The first human trials of vaccines intended for the prevention and treatment of infection ended in disappointment. The "provirus" of HIV, embedded in the DNA of the host cell, was still inaccessible. Alas, one such provirus is sometimes enough that the infection subsequently spread throughout the body. The matter is complicated by the fact that HIV has a "reverse transcriptase", that is, it constantly mutates, and the immune system behind it simply does not keep pace. The vaccine induces the formation of antibodies that recognize and bind to very limited types of the surface of the virus.
"The development of the vaccine has been an incredibly difficult task," said John Coffin of Tufts University (USA). "But in recent years the pendulum has swung in the opposite direction." It is about the latest advances in molecular technologies that allow researchers to penetrate deeper into the mechanism of HIV infection.
For example, Dennis Burton of the Scripps Research Institute (USA) described the results of a study showing that "widely neutralizing antibodies" are able to recognize and penetrate HIV (work in this direction has been in progress for several years). And the firm Merck & Co. Presented evidence that her medicine for cancer Zolinza, also known as vorinostat, can cope with hidden HIV infection. The main thing here is that you can get to the virus. And which molecules should be used in this case is another matter.

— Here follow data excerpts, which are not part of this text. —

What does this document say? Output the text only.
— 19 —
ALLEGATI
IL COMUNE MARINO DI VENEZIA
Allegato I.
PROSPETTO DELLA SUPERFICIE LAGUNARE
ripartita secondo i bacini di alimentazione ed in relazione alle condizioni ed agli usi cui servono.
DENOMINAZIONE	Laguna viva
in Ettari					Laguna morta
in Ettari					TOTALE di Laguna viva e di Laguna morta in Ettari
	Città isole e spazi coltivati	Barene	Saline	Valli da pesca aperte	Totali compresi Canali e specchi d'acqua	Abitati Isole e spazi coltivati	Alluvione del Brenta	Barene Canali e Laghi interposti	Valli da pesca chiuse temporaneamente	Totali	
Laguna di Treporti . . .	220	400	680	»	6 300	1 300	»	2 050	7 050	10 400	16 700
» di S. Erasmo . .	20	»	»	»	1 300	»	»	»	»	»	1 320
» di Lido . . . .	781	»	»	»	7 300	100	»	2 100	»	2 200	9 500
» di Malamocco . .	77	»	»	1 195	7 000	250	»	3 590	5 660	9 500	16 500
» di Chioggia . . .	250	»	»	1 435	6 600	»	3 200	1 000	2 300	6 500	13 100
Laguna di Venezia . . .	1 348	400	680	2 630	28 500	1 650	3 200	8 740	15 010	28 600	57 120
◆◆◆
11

Simultaneously, Philip Gregory of Sangamo BioSciences develops gene therapy: white blood cells with the glycoprotein CD4 are removed from the body, the gene CCR5 is turned off, by which they are exposed to HIV infection, and then return back. Cells remain so forever and produce offspring with the same characteristics.
The first test of this method gave mixed results: only one patient was cured, and the one with a natural genetic mutation. Subsequent tests will begin with the fact that HIV-infected people will undergo a course that reduces the number of lymphocytes in the bone marrow, so that GM cells with CD4 subsequently take up more space there.